Li no jornal, naquelas letras grandes que se usam em títulos, esta palavra espantosa: corroteirista. Senti vertigem. Asco. Deslocamento. Desviei os olhos rapidamente, mas não me livrei da imagem mental hedionda, que me acompanhou o dia inteiro. Corroteirista – de fora a fora no pára-brisa. Corroteirista – na hora do almoço, dentro do prato. Corroteirista – de olhos fechados.
Sempre defendi, por uma questão de princípio, a unificação ortográfica (que só não adotei ainda neste blog porque estamos em fase de transição, pressa pra quê?). Também sempre critiquei esse acordo pobrezinho que os doutos negociadores dos dois lados do Atlântico levaram tantos anos para alinhavar, principalmente por sua incapacidade de desbastar o ridículo emaranhado que são as regras do hífen. Nunca achei, porém, que essas ressalvas pudessem ser mais que ressalvas, invalidando o argumento central de que é melhor ter uma ortografia tosca, mas única, do que ter duas.

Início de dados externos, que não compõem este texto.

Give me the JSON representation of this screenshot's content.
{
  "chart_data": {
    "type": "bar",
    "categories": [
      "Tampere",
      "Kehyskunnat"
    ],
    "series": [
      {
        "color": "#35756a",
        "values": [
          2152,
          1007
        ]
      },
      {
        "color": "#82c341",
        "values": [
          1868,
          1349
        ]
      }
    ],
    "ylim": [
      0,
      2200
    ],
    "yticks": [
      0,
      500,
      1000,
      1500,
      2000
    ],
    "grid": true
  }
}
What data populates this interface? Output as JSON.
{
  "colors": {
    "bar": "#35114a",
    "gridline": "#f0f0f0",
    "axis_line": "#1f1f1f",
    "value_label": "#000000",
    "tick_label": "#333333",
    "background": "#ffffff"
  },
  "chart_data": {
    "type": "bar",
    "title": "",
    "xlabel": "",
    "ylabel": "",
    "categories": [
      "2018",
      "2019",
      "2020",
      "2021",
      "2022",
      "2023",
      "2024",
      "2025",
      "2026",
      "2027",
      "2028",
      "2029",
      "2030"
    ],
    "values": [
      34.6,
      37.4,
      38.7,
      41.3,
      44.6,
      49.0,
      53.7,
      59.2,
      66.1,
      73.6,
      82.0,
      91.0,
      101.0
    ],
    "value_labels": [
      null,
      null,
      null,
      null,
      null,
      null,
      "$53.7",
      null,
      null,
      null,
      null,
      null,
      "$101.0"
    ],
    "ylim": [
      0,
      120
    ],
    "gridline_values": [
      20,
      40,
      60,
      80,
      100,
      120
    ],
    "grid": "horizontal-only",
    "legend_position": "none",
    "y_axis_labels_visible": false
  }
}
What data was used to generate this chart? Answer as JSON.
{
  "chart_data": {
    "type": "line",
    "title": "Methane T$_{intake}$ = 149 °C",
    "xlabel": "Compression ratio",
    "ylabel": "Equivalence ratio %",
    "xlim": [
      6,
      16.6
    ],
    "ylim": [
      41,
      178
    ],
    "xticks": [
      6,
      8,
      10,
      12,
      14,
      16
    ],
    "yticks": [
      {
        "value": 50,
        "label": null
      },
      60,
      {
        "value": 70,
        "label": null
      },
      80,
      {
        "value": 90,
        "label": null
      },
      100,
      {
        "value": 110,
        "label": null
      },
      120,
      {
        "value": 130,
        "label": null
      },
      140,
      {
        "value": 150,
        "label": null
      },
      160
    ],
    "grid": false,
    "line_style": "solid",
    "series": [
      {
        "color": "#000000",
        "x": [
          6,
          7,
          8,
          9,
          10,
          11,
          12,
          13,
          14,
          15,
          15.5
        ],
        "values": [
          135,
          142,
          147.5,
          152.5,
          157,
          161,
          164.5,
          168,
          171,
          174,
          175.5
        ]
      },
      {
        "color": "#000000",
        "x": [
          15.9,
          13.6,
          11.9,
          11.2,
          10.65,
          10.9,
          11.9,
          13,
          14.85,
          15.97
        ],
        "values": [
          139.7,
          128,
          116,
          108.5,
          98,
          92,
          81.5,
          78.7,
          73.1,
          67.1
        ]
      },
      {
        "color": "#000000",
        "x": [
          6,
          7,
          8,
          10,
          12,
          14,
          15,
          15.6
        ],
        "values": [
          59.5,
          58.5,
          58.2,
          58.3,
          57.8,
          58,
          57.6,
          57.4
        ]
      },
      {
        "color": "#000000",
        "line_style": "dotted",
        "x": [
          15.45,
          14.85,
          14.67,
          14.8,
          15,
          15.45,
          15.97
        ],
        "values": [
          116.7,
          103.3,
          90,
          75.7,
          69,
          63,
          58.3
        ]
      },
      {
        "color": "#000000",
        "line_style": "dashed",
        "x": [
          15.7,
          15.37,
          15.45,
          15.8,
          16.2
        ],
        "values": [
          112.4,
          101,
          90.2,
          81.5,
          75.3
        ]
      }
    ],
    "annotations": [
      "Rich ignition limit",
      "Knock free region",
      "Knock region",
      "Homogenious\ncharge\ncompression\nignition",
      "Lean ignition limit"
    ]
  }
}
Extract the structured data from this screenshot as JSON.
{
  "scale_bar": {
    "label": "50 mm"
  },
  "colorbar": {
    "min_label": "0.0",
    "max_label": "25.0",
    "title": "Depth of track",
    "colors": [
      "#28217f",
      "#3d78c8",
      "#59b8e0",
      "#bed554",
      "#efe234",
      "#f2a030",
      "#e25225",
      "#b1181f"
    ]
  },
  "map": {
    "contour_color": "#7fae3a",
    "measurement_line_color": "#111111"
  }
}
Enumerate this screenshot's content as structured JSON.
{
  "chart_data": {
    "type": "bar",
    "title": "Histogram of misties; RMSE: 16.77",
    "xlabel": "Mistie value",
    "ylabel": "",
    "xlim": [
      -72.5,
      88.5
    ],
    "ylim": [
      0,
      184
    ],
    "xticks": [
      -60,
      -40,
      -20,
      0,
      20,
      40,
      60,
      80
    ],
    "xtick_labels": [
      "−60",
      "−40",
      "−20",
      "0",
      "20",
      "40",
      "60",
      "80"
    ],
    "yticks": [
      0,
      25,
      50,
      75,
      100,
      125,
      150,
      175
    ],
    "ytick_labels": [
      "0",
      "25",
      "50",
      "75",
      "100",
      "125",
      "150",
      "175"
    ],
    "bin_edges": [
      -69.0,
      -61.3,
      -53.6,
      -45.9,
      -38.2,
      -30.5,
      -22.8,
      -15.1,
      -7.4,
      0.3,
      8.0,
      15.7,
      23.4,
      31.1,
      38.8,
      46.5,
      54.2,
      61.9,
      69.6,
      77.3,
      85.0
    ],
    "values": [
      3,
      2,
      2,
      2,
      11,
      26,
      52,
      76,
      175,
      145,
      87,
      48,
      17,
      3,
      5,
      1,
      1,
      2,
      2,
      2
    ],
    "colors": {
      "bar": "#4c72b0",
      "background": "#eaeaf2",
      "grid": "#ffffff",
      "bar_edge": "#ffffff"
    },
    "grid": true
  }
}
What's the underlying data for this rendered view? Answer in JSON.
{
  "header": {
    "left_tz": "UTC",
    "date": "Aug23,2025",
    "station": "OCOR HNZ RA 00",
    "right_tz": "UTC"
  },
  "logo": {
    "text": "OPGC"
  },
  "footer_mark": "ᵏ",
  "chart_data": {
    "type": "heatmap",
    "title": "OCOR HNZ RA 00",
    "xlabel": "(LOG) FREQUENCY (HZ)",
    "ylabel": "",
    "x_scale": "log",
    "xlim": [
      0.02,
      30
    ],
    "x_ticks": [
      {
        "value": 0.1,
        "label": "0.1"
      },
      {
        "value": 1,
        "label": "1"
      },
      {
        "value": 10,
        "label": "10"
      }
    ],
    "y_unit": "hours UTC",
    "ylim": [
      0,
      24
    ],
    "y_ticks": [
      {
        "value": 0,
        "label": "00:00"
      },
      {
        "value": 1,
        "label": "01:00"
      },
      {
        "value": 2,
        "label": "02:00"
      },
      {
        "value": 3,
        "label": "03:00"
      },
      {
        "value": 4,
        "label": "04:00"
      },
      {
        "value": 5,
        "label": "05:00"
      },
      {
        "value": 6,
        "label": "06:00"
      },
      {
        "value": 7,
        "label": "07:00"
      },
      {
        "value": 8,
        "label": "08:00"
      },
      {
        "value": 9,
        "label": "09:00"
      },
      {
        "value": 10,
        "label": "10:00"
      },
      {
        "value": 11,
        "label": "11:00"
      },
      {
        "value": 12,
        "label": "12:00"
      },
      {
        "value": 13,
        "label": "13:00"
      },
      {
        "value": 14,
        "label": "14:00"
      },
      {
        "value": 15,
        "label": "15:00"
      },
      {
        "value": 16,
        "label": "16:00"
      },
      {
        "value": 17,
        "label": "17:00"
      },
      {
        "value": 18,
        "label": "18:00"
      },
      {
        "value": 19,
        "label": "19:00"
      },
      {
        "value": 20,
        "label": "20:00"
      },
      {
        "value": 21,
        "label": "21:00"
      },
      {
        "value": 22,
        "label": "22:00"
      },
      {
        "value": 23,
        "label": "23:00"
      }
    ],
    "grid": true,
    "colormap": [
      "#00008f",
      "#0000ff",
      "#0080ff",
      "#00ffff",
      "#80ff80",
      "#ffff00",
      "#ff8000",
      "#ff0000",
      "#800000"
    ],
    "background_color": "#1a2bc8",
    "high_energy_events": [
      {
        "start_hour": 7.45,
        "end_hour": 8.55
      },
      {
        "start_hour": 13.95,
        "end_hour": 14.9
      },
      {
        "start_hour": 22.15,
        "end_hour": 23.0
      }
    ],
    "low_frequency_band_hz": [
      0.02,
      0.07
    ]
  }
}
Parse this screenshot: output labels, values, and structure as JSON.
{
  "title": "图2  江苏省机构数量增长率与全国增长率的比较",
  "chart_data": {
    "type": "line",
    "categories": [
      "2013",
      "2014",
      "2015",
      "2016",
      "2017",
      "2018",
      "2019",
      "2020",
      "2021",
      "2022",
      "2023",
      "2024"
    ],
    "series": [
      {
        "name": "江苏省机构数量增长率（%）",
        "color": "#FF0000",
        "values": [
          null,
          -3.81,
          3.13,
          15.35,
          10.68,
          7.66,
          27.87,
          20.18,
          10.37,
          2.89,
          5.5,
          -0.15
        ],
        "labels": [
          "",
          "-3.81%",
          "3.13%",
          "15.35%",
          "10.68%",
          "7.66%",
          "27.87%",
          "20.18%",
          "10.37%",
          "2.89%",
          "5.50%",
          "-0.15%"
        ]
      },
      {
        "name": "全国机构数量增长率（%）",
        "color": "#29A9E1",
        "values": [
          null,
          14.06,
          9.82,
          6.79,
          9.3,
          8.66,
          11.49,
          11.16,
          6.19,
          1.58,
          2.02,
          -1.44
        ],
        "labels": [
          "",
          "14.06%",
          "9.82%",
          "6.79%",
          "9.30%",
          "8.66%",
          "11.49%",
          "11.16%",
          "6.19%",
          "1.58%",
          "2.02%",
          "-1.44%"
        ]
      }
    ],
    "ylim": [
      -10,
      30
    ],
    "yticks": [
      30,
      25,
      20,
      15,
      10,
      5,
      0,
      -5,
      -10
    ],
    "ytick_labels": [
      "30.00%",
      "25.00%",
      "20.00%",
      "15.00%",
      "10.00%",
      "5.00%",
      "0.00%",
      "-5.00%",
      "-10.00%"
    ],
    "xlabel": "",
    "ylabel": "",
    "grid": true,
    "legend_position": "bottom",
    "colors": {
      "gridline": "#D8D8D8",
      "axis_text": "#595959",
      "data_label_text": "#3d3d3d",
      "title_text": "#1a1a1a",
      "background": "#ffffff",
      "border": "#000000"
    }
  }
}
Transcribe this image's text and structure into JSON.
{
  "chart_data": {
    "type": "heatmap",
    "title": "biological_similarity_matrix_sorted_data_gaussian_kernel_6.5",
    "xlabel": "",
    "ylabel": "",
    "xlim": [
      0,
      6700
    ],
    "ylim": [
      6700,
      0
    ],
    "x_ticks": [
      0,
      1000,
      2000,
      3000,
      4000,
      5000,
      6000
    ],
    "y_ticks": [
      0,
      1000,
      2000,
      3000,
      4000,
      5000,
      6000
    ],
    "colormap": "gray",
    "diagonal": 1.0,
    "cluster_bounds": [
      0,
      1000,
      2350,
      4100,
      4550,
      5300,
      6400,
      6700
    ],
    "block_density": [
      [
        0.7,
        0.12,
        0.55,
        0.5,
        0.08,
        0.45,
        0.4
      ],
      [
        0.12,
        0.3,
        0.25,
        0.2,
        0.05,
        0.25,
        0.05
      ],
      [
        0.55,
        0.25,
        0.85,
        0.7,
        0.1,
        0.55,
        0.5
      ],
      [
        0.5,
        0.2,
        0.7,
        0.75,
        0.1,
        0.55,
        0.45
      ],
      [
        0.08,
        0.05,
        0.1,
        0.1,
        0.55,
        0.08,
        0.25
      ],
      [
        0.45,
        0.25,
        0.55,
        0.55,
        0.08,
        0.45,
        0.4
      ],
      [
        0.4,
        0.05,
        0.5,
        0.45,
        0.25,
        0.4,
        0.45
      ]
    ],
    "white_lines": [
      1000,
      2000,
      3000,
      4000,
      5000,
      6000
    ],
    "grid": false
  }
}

Mas isso foi antes de encontrar para nunca mais esquecer, na vida de minhas retinas tão fatigadas, o inominável corroteirista. O corroteirista rompe todos os cojones, corrói minhas convicções. Não sei de mais nada. Me limito a torcer para que, em nome do bom gosto, da elegância, da harmonia entre as letrinhas, esse negócio de corroteirizar caia rapidamente em desuso na cultura cinematográfica. Corra da corroteirização, roteirista! Por que se meter em corriola? Trabalhe sozinho, apartado dos colegas, em magnífico isolamento, é o apelo que faço. Só assim será possível acreditar que esse acordo ortográfico é uma boa idéia, apesar de todos os seus pecados.
36 Comentários
Eu avisei, eu avisei, eu avisei… Os sonhos da unificação produzem monstros, diria Goya.
Gênio.
Esses sujeitos que ajudaram a fazer a unificação, são mesmos uns correteiros!
Imagina então se o Co-réu de um processo criminal evitou a preisão evadindo em velocidade: O Corréu fugiu correndo. Ou se o Co-réu é piloto de alguma categoria automobilística? O “Corréu correu”.
a reforma, quem diria, impactará negativamente no trabalho de equipe, e também dará combustível aos maus poetas. eu disse, eu disse.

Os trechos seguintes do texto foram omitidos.